Ich bin noch niemals in eine Kirche getreten, wo man Gottes Gegenwart so deutlich fühlt; aber dieses ist auch die erste Kathedrale, die ich gesehen habe. (Kathedrale ist ein schönes Wort).
Es war ein Samstagvormittag, und so war kein Gottesdienst. Außer uns fünf und dem Kirchendiener, der uns herumführte, war die Kirche vollkommen leer, aber es war sehr feierlich. Ich hätte da drinnen ganz ruhig stehen bleiben und nur immer an Gott denken mögen. 

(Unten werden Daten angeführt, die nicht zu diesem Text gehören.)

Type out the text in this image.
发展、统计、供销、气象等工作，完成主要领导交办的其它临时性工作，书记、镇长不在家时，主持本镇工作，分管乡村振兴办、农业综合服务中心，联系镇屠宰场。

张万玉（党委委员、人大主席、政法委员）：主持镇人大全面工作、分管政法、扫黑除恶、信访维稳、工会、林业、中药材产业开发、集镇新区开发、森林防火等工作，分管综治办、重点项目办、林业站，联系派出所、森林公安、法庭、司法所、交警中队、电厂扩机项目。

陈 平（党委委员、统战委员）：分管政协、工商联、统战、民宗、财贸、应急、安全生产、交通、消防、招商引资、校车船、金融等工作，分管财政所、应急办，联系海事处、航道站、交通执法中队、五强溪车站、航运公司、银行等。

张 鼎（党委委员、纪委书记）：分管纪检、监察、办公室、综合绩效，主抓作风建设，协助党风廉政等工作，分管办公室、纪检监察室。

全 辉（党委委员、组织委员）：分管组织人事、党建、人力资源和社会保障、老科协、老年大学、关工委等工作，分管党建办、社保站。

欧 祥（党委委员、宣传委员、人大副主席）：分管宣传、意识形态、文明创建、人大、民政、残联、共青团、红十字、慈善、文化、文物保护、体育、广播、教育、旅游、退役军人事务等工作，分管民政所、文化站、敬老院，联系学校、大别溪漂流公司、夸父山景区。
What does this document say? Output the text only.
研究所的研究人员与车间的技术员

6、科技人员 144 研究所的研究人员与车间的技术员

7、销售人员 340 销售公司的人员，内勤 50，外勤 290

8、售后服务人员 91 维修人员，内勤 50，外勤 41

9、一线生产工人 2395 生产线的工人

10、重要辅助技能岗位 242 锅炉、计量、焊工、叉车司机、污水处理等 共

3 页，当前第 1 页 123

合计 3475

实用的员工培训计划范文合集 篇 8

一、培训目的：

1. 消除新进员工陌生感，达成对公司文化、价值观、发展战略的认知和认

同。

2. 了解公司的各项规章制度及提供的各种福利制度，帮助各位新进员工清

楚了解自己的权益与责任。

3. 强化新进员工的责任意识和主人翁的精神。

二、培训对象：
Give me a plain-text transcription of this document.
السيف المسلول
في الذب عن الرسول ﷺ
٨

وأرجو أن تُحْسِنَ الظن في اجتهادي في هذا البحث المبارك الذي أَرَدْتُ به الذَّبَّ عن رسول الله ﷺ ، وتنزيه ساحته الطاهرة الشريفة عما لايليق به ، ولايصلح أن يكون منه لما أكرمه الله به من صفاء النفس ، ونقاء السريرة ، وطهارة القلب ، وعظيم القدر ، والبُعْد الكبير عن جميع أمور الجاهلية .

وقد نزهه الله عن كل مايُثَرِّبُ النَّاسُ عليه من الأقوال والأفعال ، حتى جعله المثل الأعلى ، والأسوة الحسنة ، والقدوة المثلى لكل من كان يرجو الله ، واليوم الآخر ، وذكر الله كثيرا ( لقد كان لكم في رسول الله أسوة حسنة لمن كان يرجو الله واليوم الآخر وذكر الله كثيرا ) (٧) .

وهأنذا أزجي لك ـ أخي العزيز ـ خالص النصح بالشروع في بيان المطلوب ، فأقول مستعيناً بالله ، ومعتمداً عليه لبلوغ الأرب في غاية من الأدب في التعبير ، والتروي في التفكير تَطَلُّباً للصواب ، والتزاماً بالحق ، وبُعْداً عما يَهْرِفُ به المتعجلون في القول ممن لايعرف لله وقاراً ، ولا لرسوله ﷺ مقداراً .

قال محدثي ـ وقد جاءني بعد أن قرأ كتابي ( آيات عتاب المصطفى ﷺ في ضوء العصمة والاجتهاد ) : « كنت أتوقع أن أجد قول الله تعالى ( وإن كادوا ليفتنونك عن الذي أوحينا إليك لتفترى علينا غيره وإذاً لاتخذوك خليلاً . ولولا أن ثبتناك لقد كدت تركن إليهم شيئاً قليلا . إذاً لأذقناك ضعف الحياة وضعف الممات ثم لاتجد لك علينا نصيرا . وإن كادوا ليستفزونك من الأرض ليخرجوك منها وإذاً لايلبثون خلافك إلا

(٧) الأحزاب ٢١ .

Anders erzählte mir, wie es früher war, wenn eine Kirche erbaut wurde. Große Abteilungen von Arbeitern haben da gemauert und Steine zugehauen, wohl zwanzig Jahre lang, ja gar fünfzig und hundert Jahre lang, ehe das Gotteshaus fertig war. Und er sagte, man kann jetzt keine schönen Kirchen mehr bauen, weil alle Menschen es so eilig haben und ihre arbeit nicht mehr mit derselben Liebe ausführen, wie das früher der Fall war. Darin hat Anders gewiß recht, und im stillen dachte ich, die Menschen müssen sehr glücklich gewesen sein, die ihr ganzes Leben lang an einer Kathedrale bauen durften. Ich glaube, das würde ich noch lieber tun als Romane schreiben. 

aus: Selma Lagerlöf, Das Tagebuch der Selma Lagerlöf.